The meeting with Jesus on the road to Damascus, the Pope explained, "literally revolutionized his life. Christ became his raison d'etre and the profound inspiration behind all his apostolic labors... In truth, Christ Jesus is the apex of the history of salvation and, hence, the true point of reference in dialogue with other religions."
 
"Paul helps us to understand the absolutely fundamental and irreplaceable value of the faith," said the Holy Father, quoting the Apostle's words: "we have believed in Christ Jesus, in order to be justified by faith in Christ, and not by works of the Law." Being justified, the Holy Father continued, "means being made righteous, in other words being accepted by God's merciful justice and...being able to establish a much more authentic relationship with our fellows."
 
In the light of his meeting with Christ, Paul, who was not a man who had lived outside the Law, understood "that he had been seeking to construct his own justice, and that with that justice he had lived for himself. He understood that it was absolutely necessary to give a new direction to his life... Before the cross of Christ, the extreme expression of His sacrifice, no one can boast of themselves, of their own justice."
 
"Reflecting upon the meaning of justification not by works but by faith we have come to the second defining component of Christian identity," said Pope Benedict. Indeed, Christian identity has two elements: "not seeking oneself by oneself, but receiving oneself from Christ and giving oneself to Christ," and "participating personally in Christ's own story, to the point of immerging oneself in Him and sharing both His death and His life."
 
"For Paul," he concluded, "it is not enough to say that Christians are baptized or that they are believers. For him, it is equally important to say that they are 'in Christ Jesus.'”

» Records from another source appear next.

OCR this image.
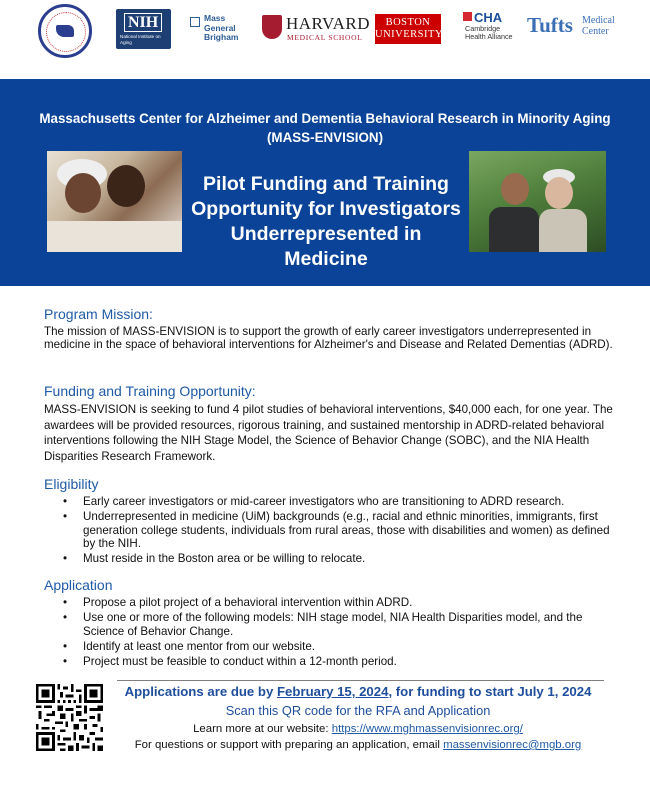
NIH
National Institute on Aging
Mass
General
Brigham
HARVARD
MEDICAL SCHOOL
BOSTON
UNIVERSITY
CHA
Cambridge
Health Alliance Tufts Medical
Center
Massachusetts Center for Alzheimer and Dementia Behavioral Research in Minority Aging
(MASS-ENVISION)
Pilot Funding and Training
Opportunity for Investigators
Underrepresented in Medicine
Program Mission:
The mission of MASS-ENVISION is to support the growth of early career investigators underrepresented in medicine in the space of behavioral interventions for Alzheimer's and Disease and Related Dementias (ADRD).
Funding and Training Opportunity:
MASS-ENVISION is seeking to fund 4 pilot studies of behavioral interventions, $40,000 each, for one year. The awardees will be provided resources, rigorous training, and sustained mentorship in ADRD-related behavioral interventions following the NIH Stage Model, the Science of Behavior Change (SOBC), and the NIA Health Disparities Research Framework.
Eligibility
• Early career investigators or mid-career investigators who are transitioning to ADRD research.
• Underrepresented in medicine (UiM) backgrounds (e.g., racial and ethnic minorities, immigrants, first generation college students, individuals from rural areas, those with disabilities and women) as defined by the NIH.
• Must reside in the Boston area or be willing to relocate.
Application
• Propose a pilot project of a behavioral intervention within ADRD.
• Use one or more of the following models: NIH stage model, NIA Health Disparities model, and the Science of Behavior Change.
• Identify at least one mentor from our website.
• Project must be feasible to conduct within a 12-month period.
Applications are due by February 15, 2024, for funding to start July 1, 2024
Scan this QR code for the RFA and Application
Learn more at our website: https://www.mghmassenvisionrec.org/
For questions or support with preparing an application, email massenvisionrec@mgb.org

“That which we, as Christians, are, we owe it only to Him and to His grace. And because nothing and no one can take His place, then to nothing else and to no one else do we pay the homage we pay to Him. No idol must contaminate our spiritual universe. Otherwise, instead of enjoying the freedom we have acquired, we would fall into a form of humiliating slavery, the Pope concluded. “Our radical devotion to Christ and the fact that we 'are in Him' must infuse us with a sense of complete trust."